After all, the state has no place in the bedrooms of this nation. Still, sometimes things can be taken too far, as they were by a gentleman named Edward Arthur Wilson in the 1920s. Since his own name was boring, he took to calling himself Brother XII (“Twelve”, not “Xeeee”). He started a commune on Vancouver Island and took money from his followers, while having sex with a variety of women because come on, what other reasons are there for leading a cult? He also claimed to be a reincarnation of Osiris. Eventually his followers got fed up with him and the Province tried to stop him, but the witnesses fainted in court and the judge made animal noises, allegedly due to Brother XII’s black magic (Y’all got a better explanation?). Eventually his organization was dissolved, but some loyal followers remained. Then he got a new mistress who called herself Madame Z. She turned out to be a sadist who forced his followers to work with a whip, and finally those last few turned on him. The two cult leaders then absconded with all the money to Switzerland, and Brother XII either died there or faked his death.

Feet in the River

Since the early 2000s, no fewer than 16 human feet have been found washed up on the shores of the Salish Sea in the west coast.
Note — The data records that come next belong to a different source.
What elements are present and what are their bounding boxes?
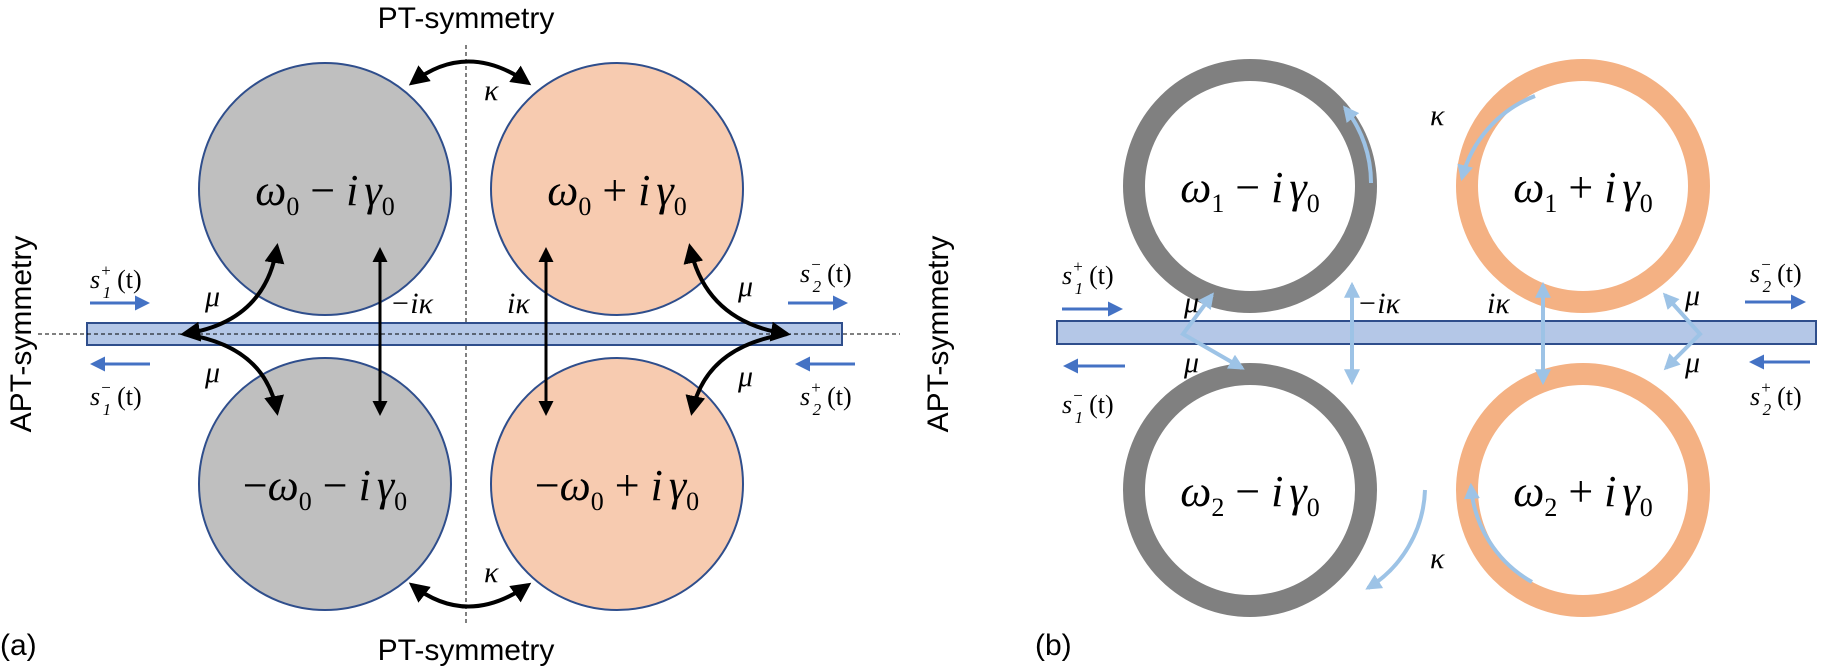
mu-top-right-label-b: μ bbox=[1684, 279, 1700, 312]
minus-i-kappa-label-b: −iκ bbox=[1357, 287, 1401, 320]
waveguide-b bbox=[1056, 320, 1817, 345]
port-s2-in-label-b: s+2(t) bbox=[1750, 378, 1802, 419]
port-s1-out-label: s−1(t) bbox=[90, 378, 142, 419]
ring-bottom-left bbox=[1123, 363, 1377, 617]
circulation-arrow-top-right bbox=[1457, 94, 1536, 182]
port-s1-in-label: s+1(t) bbox=[90, 261, 142, 302]
mu-bottom-left-label: μ bbox=[204, 356, 220, 389]
panel-a: PT-symmetry PT-symmetry APT-symmetry APT… bbox=[0, 2, 955, 667]
mu-bottom-right-label-b: μ bbox=[1684, 346, 1700, 379]
port-s1-out-label-b: s−1(t) bbox=[1062, 386, 1114, 427]
panel-b-label: (b) bbox=[1035, 629, 1072, 662]
mu-top-right-label: μ bbox=[737, 270, 753, 303]
mu-top-left-label-b: μ bbox=[1183, 286, 1199, 319]
resonator-bottom-left bbox=[198, 357, 452, 611]
mu-bottom-left-label-b: μ bbox=[1183, 346, 1199, 379]
panel-a-label: (a) bbox=[0, 629, 37, 662]
port-s1-in-label-b: s+1(t) bbox=[1062, 257, 1114, 298]
resonator-top-right bbox=[490, 62, 744, 316]
kappa-top-label-b: κ bbox=[1430, 99, 1445, 132]
kappa-bottom-label-b: κ bbox=[1430, 542, 1445, 575]
circulation-arrow-top-left bbox=[1343, 105, 1374, 184]
i-kappa-label: iκ bbox=[507, 287, 530, 320]
i-kappa-label-b: iκ bbox=[1487, 287, 1510, 320]
panel-b: (b) κ κ −iκ iκ μ μ μ μ s+1(t) s−1(t) s−2… bbox=[1035, 59, 1817, 662]
pt-symmetry-bottom-label: PT-symmetry bbox=[378, 634, 555, 667]
mu-bottom-right-arrow bbox=[685, 332, 788, 416]
mu-top-left-label: μ bbox=[204, 280, 220, 313]
mu-right-arrows-b bbox=[1662, 292, 1703, 371]
port-s2-out-label-b: s−2(t) bbox=[1750, 255, 1802, 296]
mu-bottom-left-arrow bbox=[183, 332, 284, 416]
mu-top-left-arrow bbox=[180, 243, 285, 342]
circulation-arrow-bottom-left bbox=[1365, 489, 1427, 590]
kappa-bottom-label: κ bbox=[484, 556, 499, 589]
port-s2-out-label: s−2(t) bbox=[800, 255, 852, 296]
pt-symmetry-top-label: PT-symmetry bbox=[378, 2, 555, 35]
port-s2-in-label: s+2(t) bbox=[800, 378, 852, 419]
mu-left-arrows-b bbox=[1180, 292, 1245, 370]
mu-bottom-right-label: μ bbox=[737, 360, 753, 393]
kappa-top-label: κ bbox=[484, 74, 499, 107]
ring-top-right bbox=[1456, 59, 1710, 313]
apt-symmetry-left-label: APT-symmetry bbox=[5, 236, 38, 433]
mu-top-right-arrow bbox=[683, 243, 791, 342]
circulation-arrow-bottom-right bbox=[1463, 482, 1533, 584]
resonator-bottom-right bbox=[490, 357, 744, 611]
minus-i-kappa-label: −iκ bbox=[390, 287, 434, 320]
kappa-bottom-arrow bbox=[408, 582, 532, 609]
apt-symmetry-right-label: APT-symmetry bbox=[922, 236, 955, 433]
ring-top-left bbox=[1123, 59, 1377, 313]
kappa-top-arrow bbox=[408, 59, 532, 86]
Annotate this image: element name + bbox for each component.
They belong to various ages and sexes, and only five were identified (they belonged to 4 people).

Although it isn’t unusual for feet to come off decomposing bodies naturally, there are several weird statistical anomalies that make one suspect that it doesn’t come from the…normal…number of drownings? In the first place, sixteen feet in one area, and no other body parts. Secondly, and rather creepily, all but two of them are right feet. The two that are left make a pair with some of the other right feet. Still, what happened to all those other left feet? And the bodies? Why are these feet found so close together time-wise, when the last naturally separated foot of a drowned person was found in 2014? Is it a serial killer who only awakens every hundred years?

Some numbskulls also made hoax feet, with animal bones and meat and such, for God only knows what sick reason.

Surely, things would be better without these mysterious feet…

Dude Without Feet, Also Without History

In 1863, a small boy in Nova Scotia discovered a strange, swarthy looking man on the beach. Both of his legs had been surgically removed, quite well by the standards of the time, and he couldn’t talk. However, he could growl, which he did at people he didn’t like. The people called him Jerome, because he did make noises that sounded like that. Eventually, the people who found him decided to hand him over to the French-Canadians, on the grounds that he “looked Catholic” which is as good an excuse as any, and the French-Canadian village nearby took care of him for the rest of his life. They also charged admission for people to come and see him, and apparently made a lot of money that way. Doesn’t everyone want to gawk at some poor guy with no legs?

There are a lot of rather wild theories about who he was and where he came from, but no one knows to this day. Some say he was royalty, but that theory doesn’t really have a leg to stand on.